Cardiovascular Adaptations

Perusing the how-to necropsy guides has been an indispensable use of study time, but to keep learning fresh and to gain further insight into marine mammal anatomy I have started to consult other books. Andersen, H.T. (1969) The biology of marine mammals., has proved a very concise and intriguing source, and lists separate anatomical subjects in chapters. As I was covering the cardial tissues last, I skipped to the corresponding section in Andersen regarding cardiovascular adaptations to diving. Much of this chapter seemed to be review, as I have covered diving adaptations in previous classes (Sperm Whale Diving Adaptations, Marine Mammal Biology I; The Weddell Seal, Polar Ecology and Exploration), but I did appreciate Andersen's inclusion of the history of diving adaptation discovery in marine mammals, and his comparisons to terrestrial mammals. I was less grateful for all the descriptions of forcibly submerging and drowning mammals, but who has time to delve into ethical attitudes of the 1960's.

I won't repeat the cardiovascular adaptations here, as my previous papers do a fairly good job of explaining the profound ability of cetaceans and pinnipeds to dive, but I think it is worthy to note several insights the chapter provided. Vasoconstriction is a critical requirement of marathon diving, whereby bloodflow slows and even halts in the peripheral and distal vessels. This lessens the overall oxygen demand, maintaining high levels of oxygen in the organs and tissues most vital to survival and feeding (esophagus, brain, heart). Much of the skeletal muscle, too, is deprived of oxygenated blood during these long dives. While this may seem counterintuitive, as the animal needs to be able to use its muscles to swim, it makes perfect sense in practice. Myoglobin is highly concentrated in muscle tissue and has a higher affinity for oxygen than haemoglobin. If blood flow were not slowed past these muscles, the myoglobin would rob the blood of its oxygen, preventing it from traveling to the aforementioned vital organs. Marine mammals have an incredible tolerance to high blood pH and lactic acid buildup, so their muscles can still operate under anaerobic conditions for the duration of the dive.

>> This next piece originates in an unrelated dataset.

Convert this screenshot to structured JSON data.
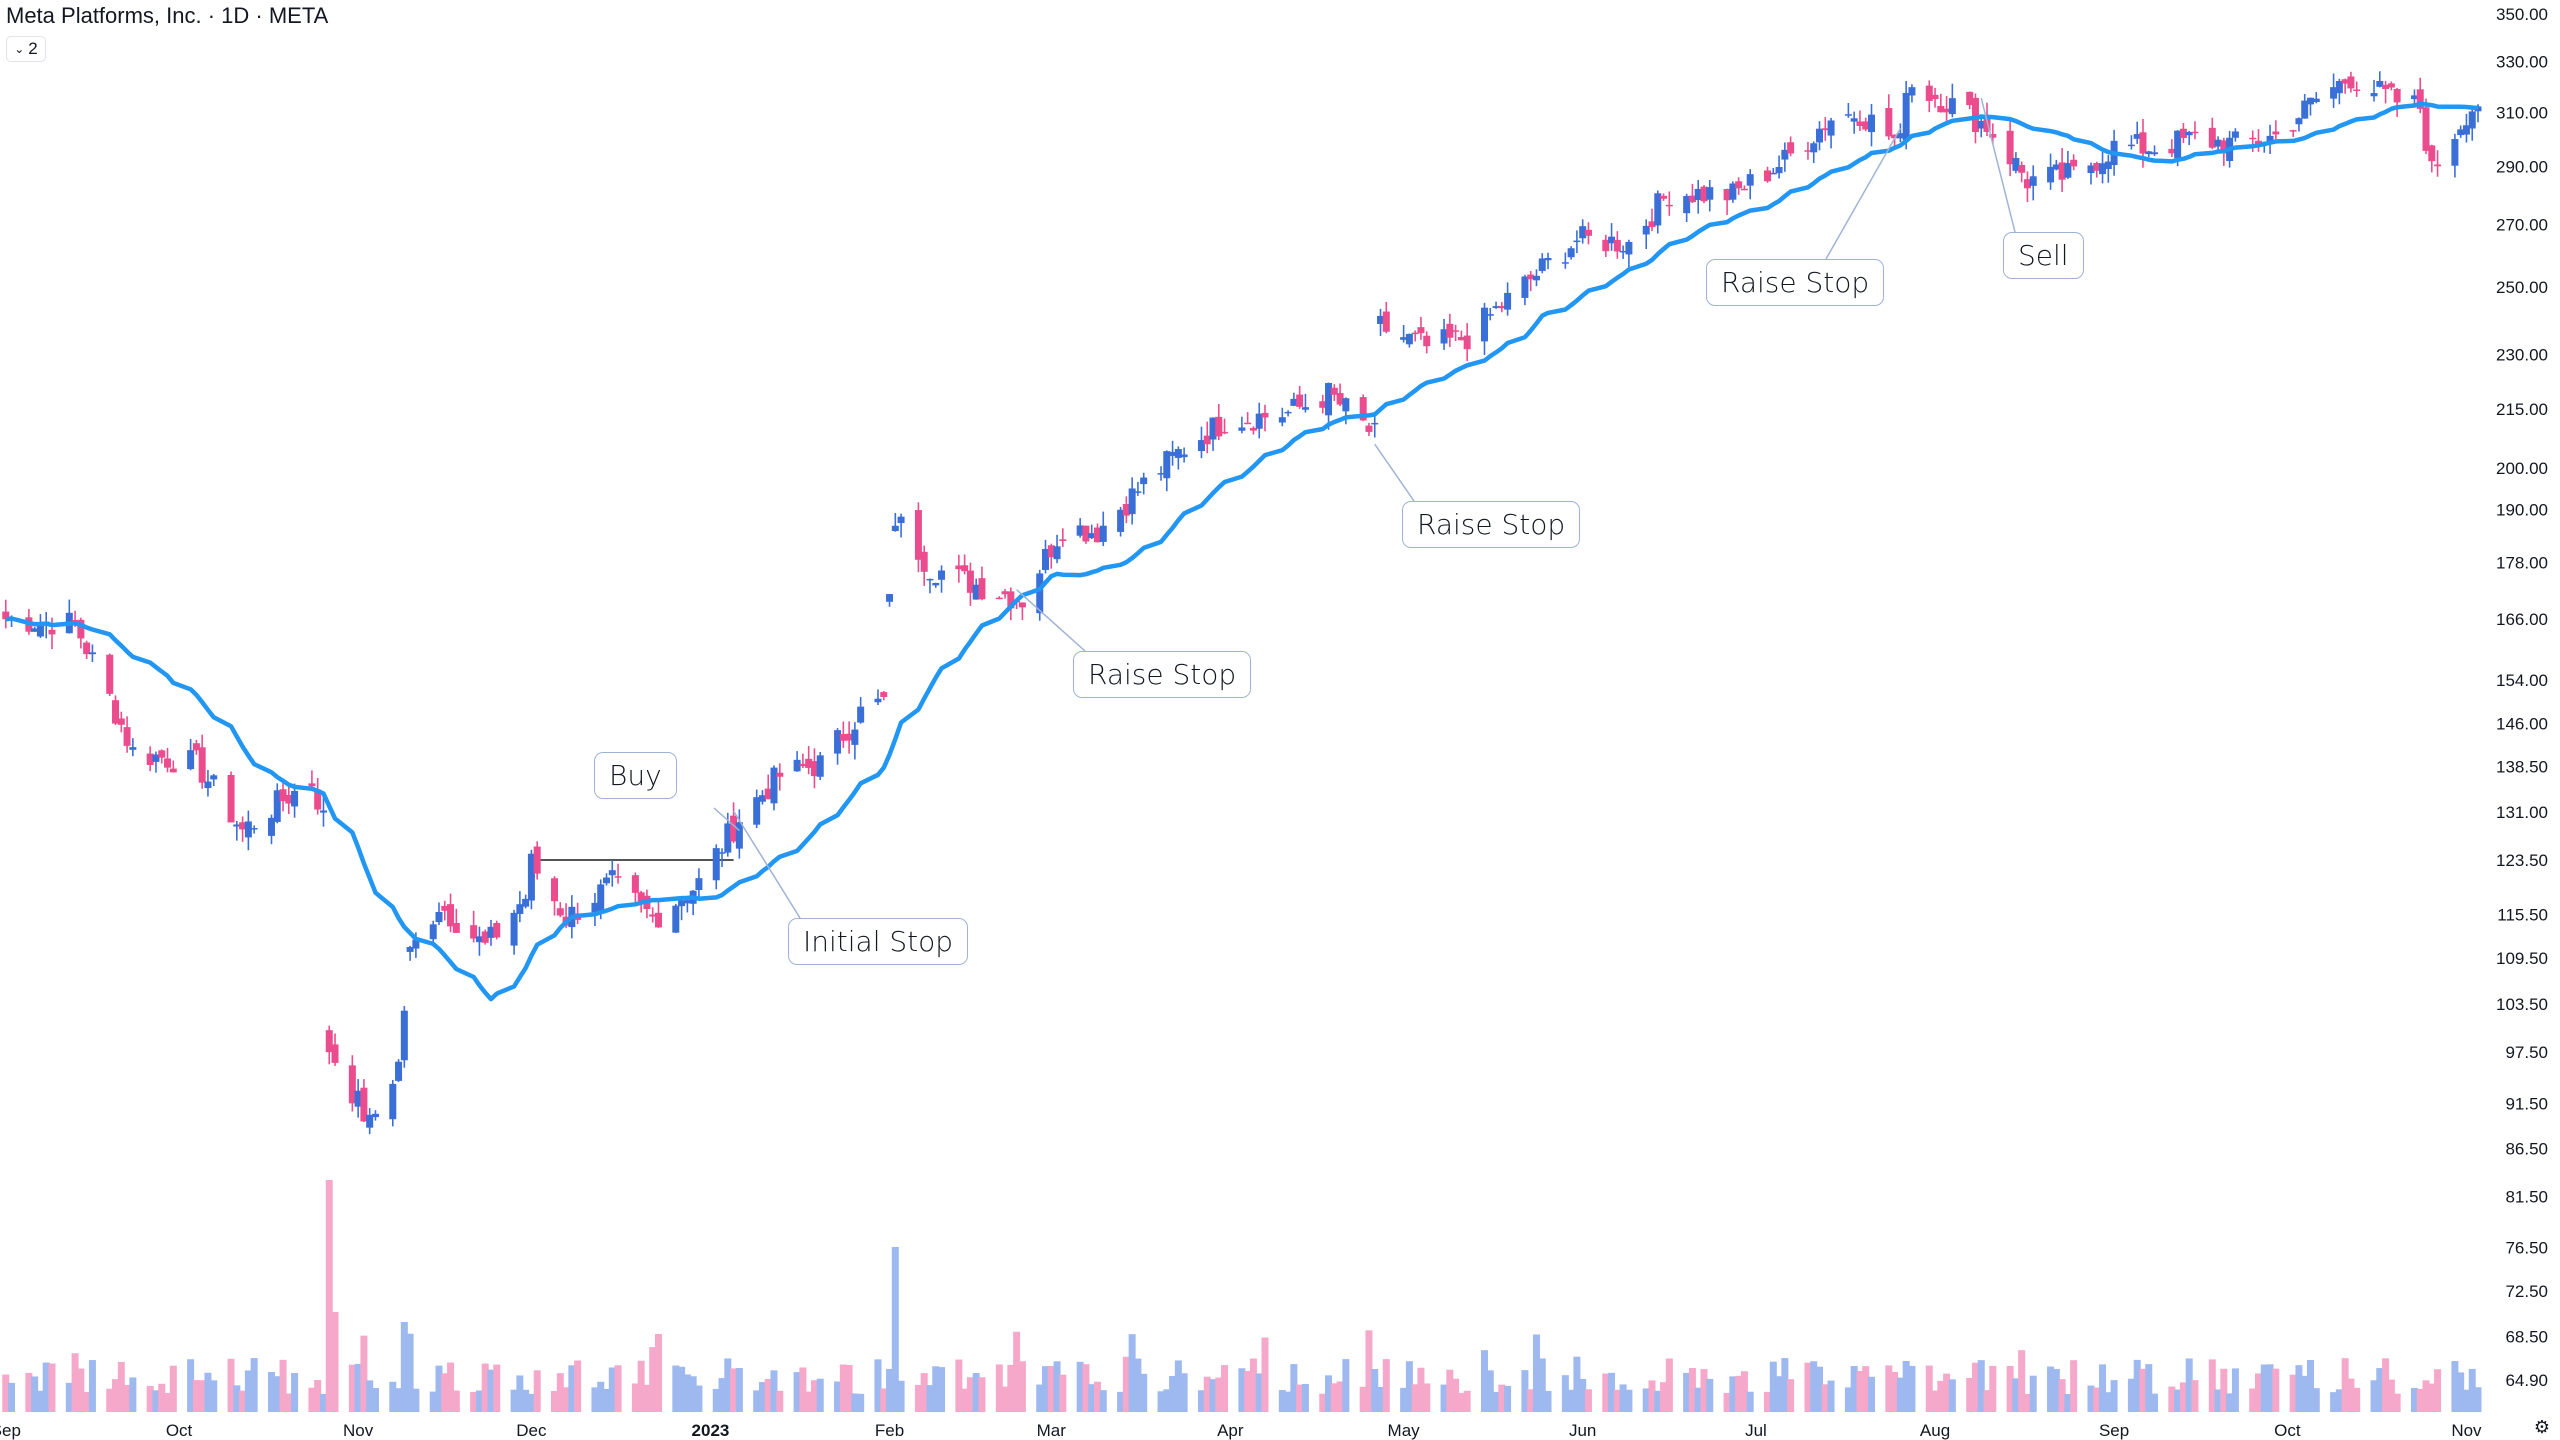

What really struck me was how tight this separation between peripheral vessels and muscle was from the main bloodflow. Lactic acid levels were shown to remain at steady levels during the dive, but dramatically rose once the animal had surfaced, before gradually tapering off again. This clearly illustrates the ability of marine mammals to separate parts of their body that are anaerobically respirating from the parts that are reliant on oxygen.

Harrison, R.J. (1971) Functional Anatomy of Marine Mammals., is another source I consulted, but after browsing its chapters, it was clear that Harrison tackles mostly advanced and specialized topics on select marine mammals. This book will come in handy when a certain species requires additional attention, but as a day-to-day guide, there are better options such as Andersen and Dierauf. Speaking of Dierauf, I found a free Internet copy of the Pinniped Forensic, Necropsy and Tissue Collection Guide.